I’ll get this part out of the way first: I am not a data point to confirm that this will help you understand relativity; I’m not really the target audience — I already have an understanding of relativity. I was happy to be offered a copy of the book for review, but I don’t normally buy mass-appeal (or books that aspire to be mass-appeal) physics books, because I already have a physics degree. But I can say this: I think it’s a valid approach, and it’s done fairly well.
The problem with mere textbooks is that they are usually quite dry, and pop-sci books often skimp on technical accuracy in trying to compensate to engage the reader. Chad has grabbed the middle ground in using the conversations with his German shepherd, Emmy (The Queen of Niskayuna) to both set up the discussions and to raise objections to the various conundrums that appear in learning about relativity. The dialogue format is helpful, because as anyone familiar with the topic knows, there are a lot of moments in learning relativity where the natural reactions is, “Whoa! That doesn’t make sense!” and this is pretty much what happens. (The only textbook I’ve read that uses a conversational approach is Electrodynamics by Griffiths, which is excellent) There’s a lot of dog dialogue (dogalogue?), and depending on your tolerance for the approach (along with some puns and pop-culture references) it might be a little much. There’s 300 pages of it.

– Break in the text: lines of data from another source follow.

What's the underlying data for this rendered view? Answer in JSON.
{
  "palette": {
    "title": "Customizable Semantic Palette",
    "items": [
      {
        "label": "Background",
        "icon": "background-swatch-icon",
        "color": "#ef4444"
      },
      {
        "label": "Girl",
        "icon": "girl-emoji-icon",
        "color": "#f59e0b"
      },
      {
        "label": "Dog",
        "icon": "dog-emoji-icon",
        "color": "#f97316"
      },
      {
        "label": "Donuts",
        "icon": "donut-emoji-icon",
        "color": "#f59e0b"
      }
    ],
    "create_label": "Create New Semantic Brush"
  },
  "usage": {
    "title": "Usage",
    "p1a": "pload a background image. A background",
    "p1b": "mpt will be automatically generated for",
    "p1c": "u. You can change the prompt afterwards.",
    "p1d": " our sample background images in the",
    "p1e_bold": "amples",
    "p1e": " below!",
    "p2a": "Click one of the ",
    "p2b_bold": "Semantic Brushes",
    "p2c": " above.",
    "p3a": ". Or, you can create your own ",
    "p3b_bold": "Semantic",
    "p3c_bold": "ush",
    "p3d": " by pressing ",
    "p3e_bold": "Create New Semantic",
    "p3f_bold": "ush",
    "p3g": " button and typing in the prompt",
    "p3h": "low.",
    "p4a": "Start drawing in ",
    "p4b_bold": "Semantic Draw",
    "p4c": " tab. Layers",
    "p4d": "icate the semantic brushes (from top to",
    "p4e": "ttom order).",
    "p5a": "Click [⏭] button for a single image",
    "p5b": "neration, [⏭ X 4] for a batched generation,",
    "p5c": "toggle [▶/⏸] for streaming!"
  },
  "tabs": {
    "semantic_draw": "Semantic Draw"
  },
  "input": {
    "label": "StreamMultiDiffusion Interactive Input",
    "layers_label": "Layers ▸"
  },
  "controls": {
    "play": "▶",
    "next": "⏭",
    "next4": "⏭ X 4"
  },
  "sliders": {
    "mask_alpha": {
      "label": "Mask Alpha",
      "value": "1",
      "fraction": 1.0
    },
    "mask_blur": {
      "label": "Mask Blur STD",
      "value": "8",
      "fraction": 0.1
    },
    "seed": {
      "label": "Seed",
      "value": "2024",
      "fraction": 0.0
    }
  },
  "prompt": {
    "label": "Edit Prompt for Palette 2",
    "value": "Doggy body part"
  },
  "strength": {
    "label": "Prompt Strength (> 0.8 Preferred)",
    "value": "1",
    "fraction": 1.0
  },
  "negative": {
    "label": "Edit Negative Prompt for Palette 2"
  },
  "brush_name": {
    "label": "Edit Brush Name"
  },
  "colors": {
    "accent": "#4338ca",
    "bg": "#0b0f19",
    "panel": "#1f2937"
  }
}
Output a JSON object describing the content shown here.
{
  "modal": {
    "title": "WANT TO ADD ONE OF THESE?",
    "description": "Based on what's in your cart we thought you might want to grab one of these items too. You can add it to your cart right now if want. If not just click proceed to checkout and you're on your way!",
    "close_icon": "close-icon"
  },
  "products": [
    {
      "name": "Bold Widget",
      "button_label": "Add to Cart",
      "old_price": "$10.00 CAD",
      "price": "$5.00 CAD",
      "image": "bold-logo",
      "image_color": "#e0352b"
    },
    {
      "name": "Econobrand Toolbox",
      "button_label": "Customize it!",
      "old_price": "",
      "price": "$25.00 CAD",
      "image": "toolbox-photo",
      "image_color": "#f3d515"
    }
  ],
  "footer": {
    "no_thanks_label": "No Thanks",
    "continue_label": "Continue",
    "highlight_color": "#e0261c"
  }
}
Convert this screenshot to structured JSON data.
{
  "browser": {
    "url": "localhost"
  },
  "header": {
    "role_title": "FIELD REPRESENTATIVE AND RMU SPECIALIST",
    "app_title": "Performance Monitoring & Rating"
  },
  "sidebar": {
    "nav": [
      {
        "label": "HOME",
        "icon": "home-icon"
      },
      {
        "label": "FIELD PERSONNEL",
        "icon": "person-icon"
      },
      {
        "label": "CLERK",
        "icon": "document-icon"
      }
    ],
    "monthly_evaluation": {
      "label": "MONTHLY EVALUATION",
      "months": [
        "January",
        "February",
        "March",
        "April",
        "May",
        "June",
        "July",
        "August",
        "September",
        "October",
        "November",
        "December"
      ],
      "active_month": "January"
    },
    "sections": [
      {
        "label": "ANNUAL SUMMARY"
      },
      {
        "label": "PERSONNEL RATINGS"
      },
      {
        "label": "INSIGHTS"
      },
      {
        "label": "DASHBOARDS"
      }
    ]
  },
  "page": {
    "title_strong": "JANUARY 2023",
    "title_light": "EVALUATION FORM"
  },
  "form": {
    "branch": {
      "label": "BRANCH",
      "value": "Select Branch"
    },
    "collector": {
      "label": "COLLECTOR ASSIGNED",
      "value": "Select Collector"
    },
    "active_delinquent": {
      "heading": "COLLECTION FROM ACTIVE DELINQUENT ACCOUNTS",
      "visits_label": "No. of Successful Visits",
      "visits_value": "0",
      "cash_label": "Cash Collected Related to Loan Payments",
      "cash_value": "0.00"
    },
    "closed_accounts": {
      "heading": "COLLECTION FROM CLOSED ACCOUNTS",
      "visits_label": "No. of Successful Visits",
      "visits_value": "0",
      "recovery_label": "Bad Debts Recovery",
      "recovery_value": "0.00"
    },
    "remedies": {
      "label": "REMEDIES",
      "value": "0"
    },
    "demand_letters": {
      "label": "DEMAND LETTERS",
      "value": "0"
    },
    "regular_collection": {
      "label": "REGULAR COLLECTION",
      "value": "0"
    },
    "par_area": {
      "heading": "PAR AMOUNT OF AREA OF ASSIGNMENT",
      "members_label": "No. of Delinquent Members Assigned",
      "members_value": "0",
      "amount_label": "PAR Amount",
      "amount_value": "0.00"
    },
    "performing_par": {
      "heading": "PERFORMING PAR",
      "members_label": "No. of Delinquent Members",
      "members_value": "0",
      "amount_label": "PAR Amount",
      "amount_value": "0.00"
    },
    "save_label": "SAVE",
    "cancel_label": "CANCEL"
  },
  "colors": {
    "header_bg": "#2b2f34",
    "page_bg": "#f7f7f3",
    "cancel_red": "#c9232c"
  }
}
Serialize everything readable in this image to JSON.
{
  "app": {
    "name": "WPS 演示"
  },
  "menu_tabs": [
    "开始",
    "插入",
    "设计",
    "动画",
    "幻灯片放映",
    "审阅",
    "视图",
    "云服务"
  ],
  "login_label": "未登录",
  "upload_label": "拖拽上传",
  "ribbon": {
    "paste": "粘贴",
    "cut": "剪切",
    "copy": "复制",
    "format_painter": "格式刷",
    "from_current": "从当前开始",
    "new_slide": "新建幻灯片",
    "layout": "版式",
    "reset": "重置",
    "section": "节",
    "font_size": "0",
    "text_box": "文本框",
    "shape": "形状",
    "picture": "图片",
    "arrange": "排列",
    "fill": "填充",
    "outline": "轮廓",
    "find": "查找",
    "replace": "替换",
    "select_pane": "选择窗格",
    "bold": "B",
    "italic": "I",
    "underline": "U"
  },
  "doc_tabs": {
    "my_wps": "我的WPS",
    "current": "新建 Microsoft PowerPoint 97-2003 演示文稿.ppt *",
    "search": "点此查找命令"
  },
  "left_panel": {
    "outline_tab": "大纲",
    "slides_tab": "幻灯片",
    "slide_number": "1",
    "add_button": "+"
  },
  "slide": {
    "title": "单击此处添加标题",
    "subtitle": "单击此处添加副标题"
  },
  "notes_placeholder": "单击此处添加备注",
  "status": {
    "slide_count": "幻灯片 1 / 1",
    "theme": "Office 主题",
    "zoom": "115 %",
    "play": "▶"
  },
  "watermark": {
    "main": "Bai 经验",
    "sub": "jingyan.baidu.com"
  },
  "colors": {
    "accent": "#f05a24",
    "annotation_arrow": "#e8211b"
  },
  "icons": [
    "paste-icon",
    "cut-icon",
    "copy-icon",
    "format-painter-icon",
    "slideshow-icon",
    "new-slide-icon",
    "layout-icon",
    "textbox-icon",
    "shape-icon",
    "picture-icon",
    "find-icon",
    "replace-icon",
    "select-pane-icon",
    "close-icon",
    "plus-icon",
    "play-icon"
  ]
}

Chad covers all the topics, starting with special relativity, including spacetime diagrams. Invariant quantities and E=mc^2 follow, and then general relativity, with all that entails, along with the ramifications of relativity in the form of cosmology and high-energy/particle physics.
The diagrams and equations are a necessary evil, but shouldn’t scare you off if you find them intimidating, because there’s plenty of discussion, and no problems to work. The satisfying part for me was that the level of technical accuracy is quite good (which is not at all surprising) even at the level where it probably wouldn’t matter to the casual reader, but things I would pick up on, especially in discussing clocks. In fact, I think my only technical nit was when he discusses energy holding nuclei together (forces hold things together) but in the context of the depth of the discussion, I understand the approach.
All in all, a pretty good book, and something a science enthusiast would probably find to be a worthwhile read.